Дик показал Бесси это письмо, и она снова обрушилась на него со злейшими попреками в том, что он услал Торпенгоу и загубил ее жизнь, которая так хорошо уже налаживалась.
— Ну, — сказал ей на это довольно грубо Дик, — ваше настоящее положение, во всяком случае, лучше, чем когда вы должны были навязывать ваши ласки всякой пьяной скотине на улице! — И при этом он почувствовал, что спас Торпенгоу от великого искушения.
— Я, право, не знаю, хуже ли это, чем сидеть часами с пьяной скотиной в студии! — огрызнулась она. — Вы ни разу не были трезвы за эти последние три недели. Вы все время тянули виски, и при этом вы думаете, что вы лучше меня!
— Что вы хотите этим сказать? — спросил Дик.
— Что я этим хочу сказать? Это вы увидите, когда вернется мистер Торпенгоу.

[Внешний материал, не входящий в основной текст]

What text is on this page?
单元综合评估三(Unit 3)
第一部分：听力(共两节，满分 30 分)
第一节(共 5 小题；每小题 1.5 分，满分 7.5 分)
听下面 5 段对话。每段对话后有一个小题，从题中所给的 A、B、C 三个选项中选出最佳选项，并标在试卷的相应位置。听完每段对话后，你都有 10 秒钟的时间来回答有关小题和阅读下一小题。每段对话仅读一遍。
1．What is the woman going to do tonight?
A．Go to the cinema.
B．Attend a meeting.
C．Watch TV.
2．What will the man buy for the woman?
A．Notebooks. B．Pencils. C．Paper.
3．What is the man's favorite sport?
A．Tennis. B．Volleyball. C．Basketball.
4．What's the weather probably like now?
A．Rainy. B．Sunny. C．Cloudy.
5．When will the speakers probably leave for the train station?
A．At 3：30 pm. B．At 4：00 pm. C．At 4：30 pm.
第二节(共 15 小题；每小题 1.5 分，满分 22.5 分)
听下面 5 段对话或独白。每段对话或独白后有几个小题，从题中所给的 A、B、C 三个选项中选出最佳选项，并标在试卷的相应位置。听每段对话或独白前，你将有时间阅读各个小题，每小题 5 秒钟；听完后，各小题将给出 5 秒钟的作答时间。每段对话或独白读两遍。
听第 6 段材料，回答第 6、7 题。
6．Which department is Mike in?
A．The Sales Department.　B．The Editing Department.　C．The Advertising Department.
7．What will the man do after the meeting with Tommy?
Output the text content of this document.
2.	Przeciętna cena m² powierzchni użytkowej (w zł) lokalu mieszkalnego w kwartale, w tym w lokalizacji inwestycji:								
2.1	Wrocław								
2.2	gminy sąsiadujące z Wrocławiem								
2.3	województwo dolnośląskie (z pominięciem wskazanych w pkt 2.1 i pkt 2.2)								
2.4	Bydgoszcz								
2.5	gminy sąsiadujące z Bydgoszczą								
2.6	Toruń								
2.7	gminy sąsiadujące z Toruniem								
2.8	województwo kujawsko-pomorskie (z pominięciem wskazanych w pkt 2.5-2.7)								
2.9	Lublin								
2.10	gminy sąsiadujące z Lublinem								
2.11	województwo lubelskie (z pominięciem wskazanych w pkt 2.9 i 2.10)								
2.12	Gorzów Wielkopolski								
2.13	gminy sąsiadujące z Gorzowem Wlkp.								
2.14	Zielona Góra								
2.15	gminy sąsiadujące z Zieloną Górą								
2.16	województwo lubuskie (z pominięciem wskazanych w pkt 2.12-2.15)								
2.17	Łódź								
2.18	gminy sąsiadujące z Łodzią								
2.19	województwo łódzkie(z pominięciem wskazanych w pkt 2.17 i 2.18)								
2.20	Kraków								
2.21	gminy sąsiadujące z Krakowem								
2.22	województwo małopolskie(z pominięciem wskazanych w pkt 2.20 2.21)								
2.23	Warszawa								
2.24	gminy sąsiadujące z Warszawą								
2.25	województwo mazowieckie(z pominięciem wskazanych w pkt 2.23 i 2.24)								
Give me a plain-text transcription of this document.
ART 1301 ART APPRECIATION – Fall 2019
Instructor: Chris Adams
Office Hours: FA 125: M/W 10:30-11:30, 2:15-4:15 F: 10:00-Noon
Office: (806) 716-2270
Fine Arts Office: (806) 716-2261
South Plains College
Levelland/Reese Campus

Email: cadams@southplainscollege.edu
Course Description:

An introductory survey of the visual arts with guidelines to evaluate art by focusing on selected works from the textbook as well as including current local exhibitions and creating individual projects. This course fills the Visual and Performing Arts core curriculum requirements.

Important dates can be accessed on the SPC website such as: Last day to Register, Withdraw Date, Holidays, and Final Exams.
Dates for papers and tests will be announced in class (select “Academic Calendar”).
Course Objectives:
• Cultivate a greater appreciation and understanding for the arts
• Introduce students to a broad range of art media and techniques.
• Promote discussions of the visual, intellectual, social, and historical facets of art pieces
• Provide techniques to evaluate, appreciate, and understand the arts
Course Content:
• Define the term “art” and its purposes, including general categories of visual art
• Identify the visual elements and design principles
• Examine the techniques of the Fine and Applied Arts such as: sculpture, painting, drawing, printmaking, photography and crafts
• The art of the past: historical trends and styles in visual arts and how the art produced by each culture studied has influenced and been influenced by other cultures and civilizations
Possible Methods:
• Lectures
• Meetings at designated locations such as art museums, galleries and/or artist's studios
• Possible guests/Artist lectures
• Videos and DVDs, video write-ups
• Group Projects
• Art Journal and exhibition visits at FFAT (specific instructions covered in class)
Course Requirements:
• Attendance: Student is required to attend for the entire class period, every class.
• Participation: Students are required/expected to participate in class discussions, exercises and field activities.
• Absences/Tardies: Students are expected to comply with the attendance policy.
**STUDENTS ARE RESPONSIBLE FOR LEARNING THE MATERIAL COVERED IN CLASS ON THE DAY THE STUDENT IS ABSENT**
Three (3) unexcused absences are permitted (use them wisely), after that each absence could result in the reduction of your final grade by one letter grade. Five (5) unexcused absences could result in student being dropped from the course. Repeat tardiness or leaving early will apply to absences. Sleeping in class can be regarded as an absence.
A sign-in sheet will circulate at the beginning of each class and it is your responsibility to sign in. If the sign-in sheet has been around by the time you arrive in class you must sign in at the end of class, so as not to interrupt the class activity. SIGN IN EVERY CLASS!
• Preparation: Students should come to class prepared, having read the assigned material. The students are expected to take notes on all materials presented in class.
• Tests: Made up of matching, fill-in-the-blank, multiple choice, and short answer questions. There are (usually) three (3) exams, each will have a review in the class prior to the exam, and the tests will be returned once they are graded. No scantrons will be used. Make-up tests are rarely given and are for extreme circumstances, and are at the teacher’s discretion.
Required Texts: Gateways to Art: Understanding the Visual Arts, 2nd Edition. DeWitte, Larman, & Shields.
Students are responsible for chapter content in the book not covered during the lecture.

Ждать пришлось недолго. Торпенгоу столкнулся с Бесси на лестнице, но не обратил на нее никакого внимания. У него теперь были новости, которые были для него гораздо важнее всяких Бесси, а за ним подымались Кинью и Нильгаи, громко призывая Дика.
— Он пьян в стельку, — прошептала Бесси мимоходом. — Он почти целый месяц пьет без просыпа. — И она крадучись последовала за мужчинами, чтобы услышать их приговор Дику.